In 2014, 2.6 percent of veterans wounded in the war in Iraq and Afghanistan returned missing an extremity or suffered injuries that required medical amputation…
by Katlyn Brinkley
The US Department of Veterans Affairs has begun experimenting with the use of 3D printing to create prosthetic limbs for amputee war veterans in a more efficient and personalized system, and San Antonio is home to one of these machines.
This year, the Veterans Affairs Center for Innovation has partnered with Stratasys, one of the leading corporations for 3D printing in the world. Together, these organizations are working to revive parts of the body that were once dead, or lost completely, for US Veterans.
Limb injuries have become more commonplace in surviving war veterans because of the evolution of body protection armor. As it becomes more advanced, soldiers can withstand shots to the body that would normally be fatal. Limb injuries, however, are sustainable, meaning soldiers can continue to live, even with a disability.
However, technology has anticipated these results at an equally rapid rate. Prosthetics are artificial structures created to replace lost body parts and restore functionality. While one of the earliest prosthetic inventions is thought to be a set of artificial toes in Egypt from 3000 BCE, modern-day amputees will be experiencing an entirely new era of artificial anatomy.

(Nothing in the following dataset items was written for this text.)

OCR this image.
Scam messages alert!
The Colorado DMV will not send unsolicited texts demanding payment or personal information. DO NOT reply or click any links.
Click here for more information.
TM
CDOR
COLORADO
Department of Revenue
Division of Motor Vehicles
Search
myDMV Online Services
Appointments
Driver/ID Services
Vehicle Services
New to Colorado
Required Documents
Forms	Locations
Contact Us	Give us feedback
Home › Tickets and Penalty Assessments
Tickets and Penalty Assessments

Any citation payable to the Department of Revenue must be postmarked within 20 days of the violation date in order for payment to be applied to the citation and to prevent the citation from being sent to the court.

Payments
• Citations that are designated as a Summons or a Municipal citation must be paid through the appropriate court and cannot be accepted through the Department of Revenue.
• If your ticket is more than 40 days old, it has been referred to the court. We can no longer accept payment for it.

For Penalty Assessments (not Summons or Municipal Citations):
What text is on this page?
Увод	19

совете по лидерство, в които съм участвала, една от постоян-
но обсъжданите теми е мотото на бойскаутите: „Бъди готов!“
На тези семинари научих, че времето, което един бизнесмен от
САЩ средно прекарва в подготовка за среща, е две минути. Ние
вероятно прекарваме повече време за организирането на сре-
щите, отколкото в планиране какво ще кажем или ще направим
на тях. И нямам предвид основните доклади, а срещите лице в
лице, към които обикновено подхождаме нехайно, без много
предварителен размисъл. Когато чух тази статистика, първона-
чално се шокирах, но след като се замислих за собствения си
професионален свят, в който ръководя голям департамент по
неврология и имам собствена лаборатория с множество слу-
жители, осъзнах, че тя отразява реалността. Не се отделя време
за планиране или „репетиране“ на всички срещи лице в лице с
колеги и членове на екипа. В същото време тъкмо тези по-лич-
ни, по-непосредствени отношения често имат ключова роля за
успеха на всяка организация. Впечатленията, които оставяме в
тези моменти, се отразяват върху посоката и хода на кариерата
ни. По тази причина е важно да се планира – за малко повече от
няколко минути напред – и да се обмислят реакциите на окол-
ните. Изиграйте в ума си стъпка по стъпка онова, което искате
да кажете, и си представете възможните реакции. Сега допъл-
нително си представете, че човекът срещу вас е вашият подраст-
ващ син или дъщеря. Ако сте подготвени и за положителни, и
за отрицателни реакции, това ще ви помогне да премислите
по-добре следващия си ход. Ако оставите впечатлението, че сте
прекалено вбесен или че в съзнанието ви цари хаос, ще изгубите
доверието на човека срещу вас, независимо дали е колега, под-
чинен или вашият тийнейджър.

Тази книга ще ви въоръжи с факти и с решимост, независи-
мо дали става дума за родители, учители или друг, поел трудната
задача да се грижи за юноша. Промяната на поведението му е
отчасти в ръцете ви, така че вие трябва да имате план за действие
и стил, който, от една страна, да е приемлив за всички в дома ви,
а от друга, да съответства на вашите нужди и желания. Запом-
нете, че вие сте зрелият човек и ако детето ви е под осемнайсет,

3D printing is the creation of artificial objects by 3D scanners using an additive process, which involves a machine that successively lays down layers of material on top of each other repeatedly. Ultimately, an object is built up from the layers’ cross-sections. The objects are fully customizable for individualized function and comfort for each user.
The U.S. Department of Veterans Affairs has been laying groundwork for the improvement of health support for returning veterans. The McGwire Hospital in Virginia has been innovating specifically for 3D printing. Stratasys has supplied five 3D printers to VA hospitals across the United States.
Central Texas is home to one of these five printers, located in San Antonio. The remaining four were installed in Seattle, Albuquerque, Boston and Orlando.
In 2014, 2.6 percent of veterans wounded in the war in Iraq and Afghanistan returned missing an extremity or suffered injuries that required medical amputation. The development of a customizable, faster outlet to prosthetics would vastly improve the quality of the artificial limbs as well as increase the rate at which people could receive them.
The effort to rehabilitate the minds, bodies, and lives of these soldiers is the motivation behind the commitment from the Department of Veterans Affairs and 3D printing corporations like Stratasys. 3D printing could be the future of prosthetics across all amputee injuries, beginning with improving the lives of war veterans.